Moody’s Investors Service has assigned an Aaa debt rating to the University of Cambridge’s inaugural bond issue, announced on 10 October.
The UK university’s bond market debut is a £350m is a senior unsecured obligation and reflects its Aaa issuer rating. The bullet bond issue, via HSBC, Morgan Stanley and RBS, will have a 3.75% coupon and mature in 2052. The issue follows three days of investor meetings in Edinburgh and London, which the banks said showed early indications of interest in what investors regard as a “unique opportunity”.

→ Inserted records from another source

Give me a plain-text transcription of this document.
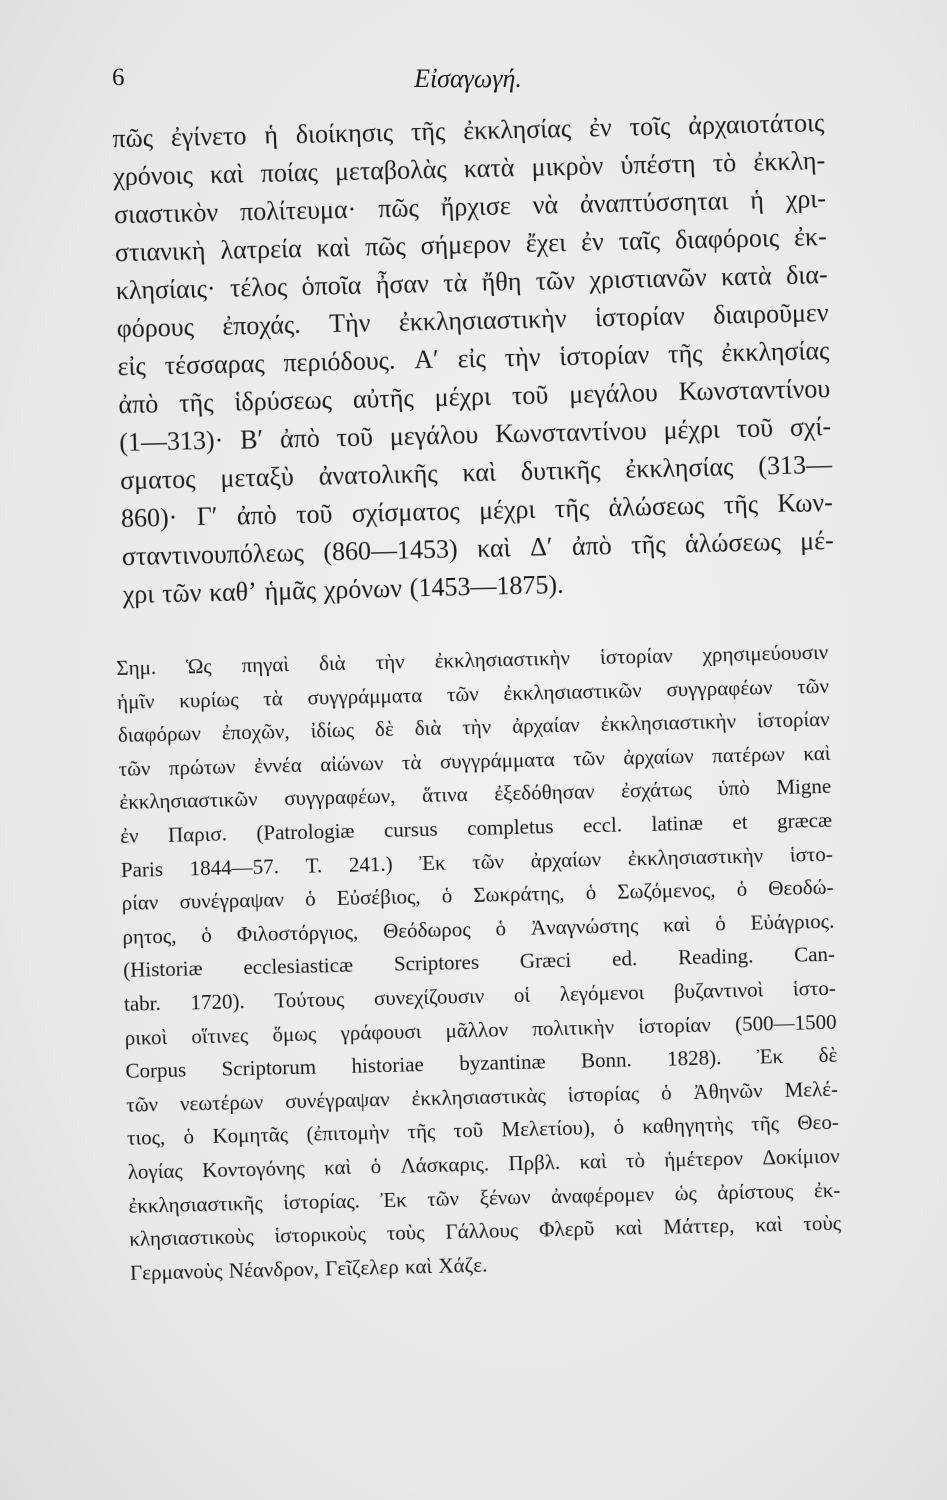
6	Εἰσαγωγή.
πῶς ἐγίνετο ἡ διοίκησις τῆς ἐκκλησίας ἐν τοῖς ἀρχαιοτάτοις
χρόνοις καὶ ποίας μεταβολὰς κατὰ μικρὸν ὑπέστη τὸ ἐκκλη-
σιαστικὸν πολίτευμα· πῶς ἤρχισε νὰ ἀναπτύσσηται ἡ χρι-
στιανικὴ λατρεία καὶ πῶς σήμερον ἔχει ἐν ταῖς διαφόροις ἐκ-
κλησίαις· τέλος ὁποῖα ἦσαν τὰ ἤθη τῶν χριστιανῶν κατὰ δια-
φόρους ἐποχάς. Τὴν ἐκκλησιαστικὴν ἱστορίαν διαιροῦμεν
εἰς τέσσαρας περιόδους. Α′ εἰς τὴν ἱστορίαν τῆς ἐκκλησίας
ἀπὸ τῆς ἱδρύσεως αὐτῆς μέχρι τοῦ μεγάλου Κωνσταντίνου
(1—313)· Β′ ἀπὸ τοῦ μεγάλου Κωνσταντίνου μέχρι τοῦ σχί-
σματος μεταξὺ ἀνατολικῆς καὶ δυτικῆς ἐκκλησίας (313—
860)· Γ′ ἀπὸ τοῦ σχίσματος μέχρι τῆς ἁλώσεως τῆς Κων-
σταντινουπόλεως (860—1453) καὶ Δ′ ἀπὸ τῆς ἁλώσεως μέ-
χρι τῶν καθ’ ἡμᾶς χρόνων (1453—1875).
Σημ. Ὡς πηγαὶ διὰ τὴν ἐκκλησιαστικὴν ἱστορίαν χρησιμεύουσιν
ἡμῖν κυρίως τὰ συγγράμματα τῶν ἐκκλησιαστικῶν συγγραφέων τῶν
διαφόρων ἐποχῶν, ἰδίως δὲ διὰ τὴν ἀρχαίαν ἐκκλησιαστικὴν ἱστορίαν
τῶν πρώτων ἐννέα αἰώνων τὰ συγγράμματα τῶν ἀρχαίων πατέρων καὶ
ἐκκλησιαστικῶν συγγραφέων, ἅτινα ἐξεδόθησαν ἐσχάτως ὑπὸ Migne
ἐν Παρισ. (Patrologiæ cursus completus eccl. latinæ et græcæ
Paris 1844—57. T. 241.) Ἐκ τῶν ἀρχαίων ἐκκλησιαστικὴν ἱστο-
ρίαν συνέγραψαν ὁ Εὐσέβιος, ὁ Σωκράτης, ὁ Σωζόμενος, ὁ Θεοδώ-
ρητος, ὁ Φιλοστόργιος, Θεόδωρος ὁ Ἀναγνώστης καὶ ὁ Εὐάγριος.
(Historiæ ecclesiasticæ Scriptores Græci ed. Reading. Can-
tabr. 1720). Τούτους συνεχίζουσιν οἱ λεγόμενοι βυζαντινοὶ ἱστο-
ρικοὶ οἵτινες ὅμως γράφουσι μᾶλλον πολιτικὴν ἱστορίαν (500—1500
Corpus Scriptorum historiae byzantinæ Bonn. 1828). Ἐκ δὲ
τῶν νεωτέρων συνέγραψαν ἐκκλησιαστικὰς ἱστορίας ὁ Ἀθηνῶν Μελέ-
τιος, ὁ Κομητᾶς (ἐπιτομὴν τῆς τοῦ Μελετίου), ὁ καθηγητὴς τῆς Θεο-
λογίας Κοντογόνης καὶ ὁ Λάσκαρις. Πρβλ. καὶ τὸ ἡμέτερον Δοκίμιον
ἐκκλησιαστικῆς ἱστορίας. Ἐκ τῶν ξένων ἀναφέρομεν ὡς ἀρίστους ἐκ-
κλησιαστικοὺς ἱστορικοὺς τοὺς Γάλλους Φλερῦ καὶ Μάττερ, καὶ τοὺς
Γερμανοὺς Νέανδρον, Γεῖζελερ καὶ Χάζε.
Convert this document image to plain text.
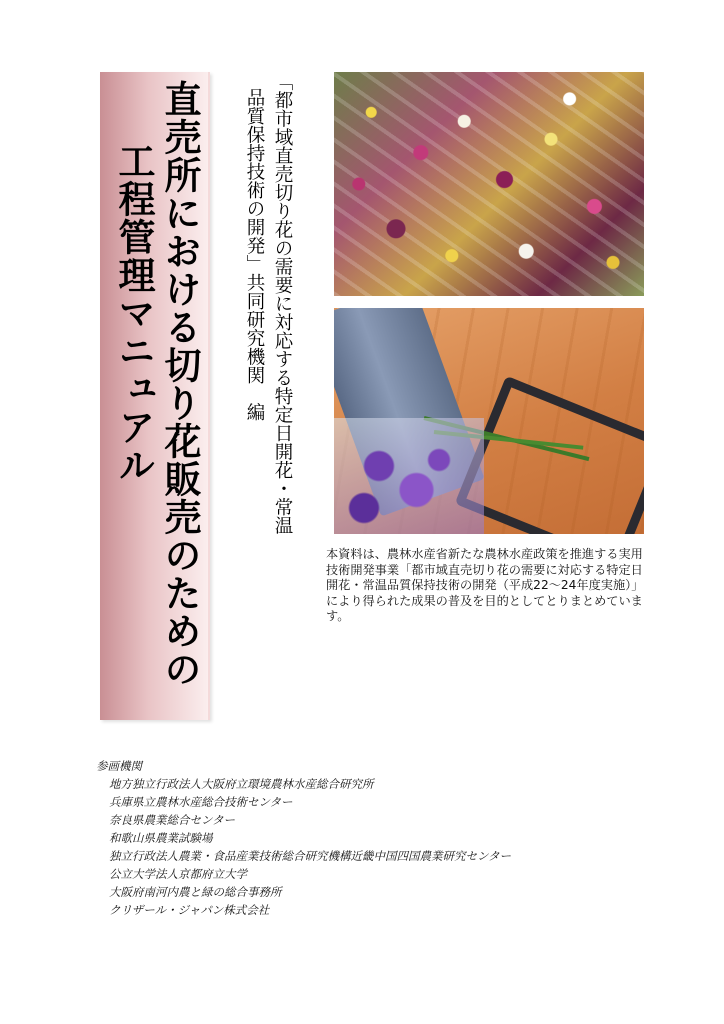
直売所における切り花販売のための
工程管理マニュアル	「都市域直売切り花の需要に対応する特定日開花・常温
品質保持技術の開発」共同研究機関　編
本資料は、農林水産省新たな農林水産政策を推進する実用技術開発事業「都市域直売切り花の需要に対応する特定日開花・常温品質保持技術の開発（平成22～24年度実施）」により得られた成果の普及を目的としてとりまとめています。

参画機関

地方独立行政法人大阪府立環境農林水産総合研究所
兵庫県立農林水産総合技術センター
奈良県農業総合センター
和歌山県農業試験場
独立行政法人農業・食品産業技術総合研究機構近畿中国四国農業研究センター
公立大学法人京都府立大学
大阪府南河内農と緑の総合事務所
クリザール・ジャパン株式会社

Moody’s comments that while the university has remained almost debt free to date, the £350m borrowing will result in a modest leverage relative to peers. It is expected that the bond proceeds will be applied towards further investment in research facilities, accommodation and other university assets. The largest investment currently being considered by the university, which recently marked its 800th anniversary, would be the development of a site in the northwest of Cambridge, including the creation of 1,500 housing units for research staff and 100,000 square metres of research space.
With a long-dated issue, the university aims to tap into UK pension and insurance funds, which have longer investment horizons. The only other UK university to fund in the capital markets is De Montfort University, Leicester, rated Aa1 by Moody’s. In July, Barclays led a £100m 5.375% June 2042 issue, following two weeks of investor meetings in the UK, the paper offering a yield of 5.625%.
On 2 October, Moody’s assigned an Aaa issuer rating to the University of Cambridge, reflecting its outstanding market position, significant amount of liquid assets and strong governance structure. It
also took into account the expected increase in the university’s debt-to-revenue ratio to a modest level.